Из-за ее плеча подала голос Нюра:
— Теперь и людей не узнаешь? Ой, срам-то какой, господи!..
— Молчи! — И Федор стал приглядываться к Прасковье. — Ты кто?
— Сказала уж!
— Погоди шуметь-то. Андрея жена, что ли? Паня, значит? — Он растопырил пальцы рук, качнулся вперед, словно хотел подойти к ней. — Неужели Паня? Так чего же ты молчала? Ну, вы и бабы, до чего непонятный народ. Ай!.. — махнул рукой, оглядел себя, покачал головой. — Нюрка, тащи обмундирование. Живо!
Федор сел на лавку и первым делом натянул гимнастерку. Звякнули медали на груди. Затем он стал обуваться. Кое-как наспех намотав на ногу портянку, попытался натянуть сапог, но ничего не получилось. В сердцах выругался.
— Давай помогу, — сжалилась Прасковья и присела перед ним на колено.
— Помоги, невестка, а то меня руки подводят. Надо же, — впервые улыбнулся Федор, — подумать только — Паня, невестка наша! Надо же! — Он повернул голову к жене. — Нюра, самовар! Живо! Знаешь, какой у нас гость?
— Да уж знаю. — Нюра, подхватив самовар, выбежала в переднюю.
— Бойкая у меня жена, а? — похвастал Федор. — Гвардеец!
Прасковья помогла ему обуть и другой сапог.
— Знаю, что хорошая, и кричишь на нее совсем зря.
— Да разве я кричал?
— Уж не я! — строго ответила Прасковья. — Ты и на меня тут напустился, хотел на мелкие куски изрубить.
— Но-но, ты полегче, не было этого!
— Забыл уже?
— Черт!.. — Федор сник, потер виски, лицо и, не глядя на нее, тихо сказал: — Ну и женщина ты! С виду — маленькая, а характером — великанша. С тобой говорить… И как Андрей жил?
— Жил не жаловался.
— Да я ведь ничего. Ты не обижайся. Если что не так — извини, лишнего набрал.
— Ты лучше перед Нюрой извинись.
— Хе!.. — Он помотал головой. — Ну и женщина ты, прямо — гвардеец! Отступаю по всему фронту. Ну чего волком глядишь, сказал ведь?

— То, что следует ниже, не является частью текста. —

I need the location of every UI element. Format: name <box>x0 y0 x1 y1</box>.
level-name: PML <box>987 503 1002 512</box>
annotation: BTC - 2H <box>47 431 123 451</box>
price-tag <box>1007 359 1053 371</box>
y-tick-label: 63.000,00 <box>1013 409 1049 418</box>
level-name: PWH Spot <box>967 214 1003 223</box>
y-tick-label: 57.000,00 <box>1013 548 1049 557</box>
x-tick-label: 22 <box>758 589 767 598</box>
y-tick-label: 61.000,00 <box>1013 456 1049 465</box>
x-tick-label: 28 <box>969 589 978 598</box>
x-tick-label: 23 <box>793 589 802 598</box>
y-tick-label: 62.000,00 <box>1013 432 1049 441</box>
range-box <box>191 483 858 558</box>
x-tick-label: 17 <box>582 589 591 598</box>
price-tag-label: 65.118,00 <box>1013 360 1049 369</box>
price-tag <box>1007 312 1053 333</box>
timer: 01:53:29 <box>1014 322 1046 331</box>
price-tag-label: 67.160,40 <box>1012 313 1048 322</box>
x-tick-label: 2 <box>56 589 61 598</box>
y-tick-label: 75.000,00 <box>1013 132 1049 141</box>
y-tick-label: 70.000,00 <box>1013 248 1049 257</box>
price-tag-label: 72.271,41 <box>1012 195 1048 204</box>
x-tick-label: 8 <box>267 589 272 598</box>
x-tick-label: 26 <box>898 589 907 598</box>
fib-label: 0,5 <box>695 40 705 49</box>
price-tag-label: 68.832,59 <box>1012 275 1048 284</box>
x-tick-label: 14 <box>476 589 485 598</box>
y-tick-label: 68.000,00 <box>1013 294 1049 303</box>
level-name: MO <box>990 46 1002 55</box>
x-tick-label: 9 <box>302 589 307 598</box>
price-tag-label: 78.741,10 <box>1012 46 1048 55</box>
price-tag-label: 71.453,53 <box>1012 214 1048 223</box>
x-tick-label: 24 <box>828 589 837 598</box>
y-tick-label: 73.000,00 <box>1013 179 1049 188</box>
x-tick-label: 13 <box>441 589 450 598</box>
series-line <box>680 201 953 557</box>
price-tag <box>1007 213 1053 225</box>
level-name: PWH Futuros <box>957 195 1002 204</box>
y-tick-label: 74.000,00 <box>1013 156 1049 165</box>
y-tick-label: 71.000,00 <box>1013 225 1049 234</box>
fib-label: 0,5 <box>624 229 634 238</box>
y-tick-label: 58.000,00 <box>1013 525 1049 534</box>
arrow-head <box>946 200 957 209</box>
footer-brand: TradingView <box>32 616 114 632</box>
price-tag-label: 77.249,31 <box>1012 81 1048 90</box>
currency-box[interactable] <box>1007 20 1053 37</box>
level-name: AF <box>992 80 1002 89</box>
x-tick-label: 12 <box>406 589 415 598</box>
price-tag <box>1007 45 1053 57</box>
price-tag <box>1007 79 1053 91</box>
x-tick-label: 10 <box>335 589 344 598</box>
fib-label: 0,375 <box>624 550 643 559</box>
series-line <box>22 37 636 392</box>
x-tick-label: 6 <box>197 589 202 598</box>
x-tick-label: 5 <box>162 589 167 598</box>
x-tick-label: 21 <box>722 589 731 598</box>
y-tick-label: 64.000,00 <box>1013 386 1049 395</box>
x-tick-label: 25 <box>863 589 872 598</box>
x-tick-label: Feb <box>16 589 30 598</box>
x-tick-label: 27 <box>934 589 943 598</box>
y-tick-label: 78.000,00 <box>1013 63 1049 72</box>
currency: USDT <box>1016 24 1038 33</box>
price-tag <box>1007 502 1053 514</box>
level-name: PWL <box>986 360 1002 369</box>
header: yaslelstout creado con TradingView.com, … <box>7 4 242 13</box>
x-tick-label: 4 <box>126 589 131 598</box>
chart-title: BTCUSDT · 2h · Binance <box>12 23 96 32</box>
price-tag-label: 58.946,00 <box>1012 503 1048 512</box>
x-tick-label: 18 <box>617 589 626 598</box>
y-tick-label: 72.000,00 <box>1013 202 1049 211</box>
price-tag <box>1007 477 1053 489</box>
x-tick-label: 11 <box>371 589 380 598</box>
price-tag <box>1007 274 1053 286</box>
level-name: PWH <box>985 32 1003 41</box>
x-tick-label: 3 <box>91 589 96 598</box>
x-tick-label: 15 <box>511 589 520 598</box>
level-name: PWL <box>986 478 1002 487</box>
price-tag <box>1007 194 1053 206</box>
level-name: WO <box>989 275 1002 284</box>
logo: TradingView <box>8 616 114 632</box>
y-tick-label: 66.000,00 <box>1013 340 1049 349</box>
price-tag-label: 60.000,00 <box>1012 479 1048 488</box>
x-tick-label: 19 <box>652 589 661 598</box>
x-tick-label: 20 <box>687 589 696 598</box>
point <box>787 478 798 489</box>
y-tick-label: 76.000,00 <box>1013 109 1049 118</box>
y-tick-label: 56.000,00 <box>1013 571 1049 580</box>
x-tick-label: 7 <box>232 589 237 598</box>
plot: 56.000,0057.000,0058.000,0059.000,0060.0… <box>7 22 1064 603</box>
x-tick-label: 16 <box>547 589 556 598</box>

Федор поднялся и, хромая, вышел в переднюю, где жена уже гремела самоварной трубой.
— Нюра, ты полила бы мне на голову.
Слышно, как они вышли из дома. В передней шумел, разгораясь, огонь в самоварной трубе.
Прасковья опустилась на лавку под лампой, прислонилась к стене и смежила веки.
Вдруг и Андрей такой же? Может, того хуже. А он гордый и, поди знай, что надумать может, чтоб не жалели его, обузой семье не быть. Да разве родной человек может быть обузой? Какой бы он ни был — калеченый или целый, хворый или здоровый, — он всегда нужен родным…
В горницу молодой девушкой на выданье влетела Нюра, подбежала к Прасковье.
— Ой, Паня, ой, милая, как я рада, что ты пришла! — Обнимая, Нюра порывисто прижалась к ее плечу. — Ты бы прилегла, пока самовар вскипит.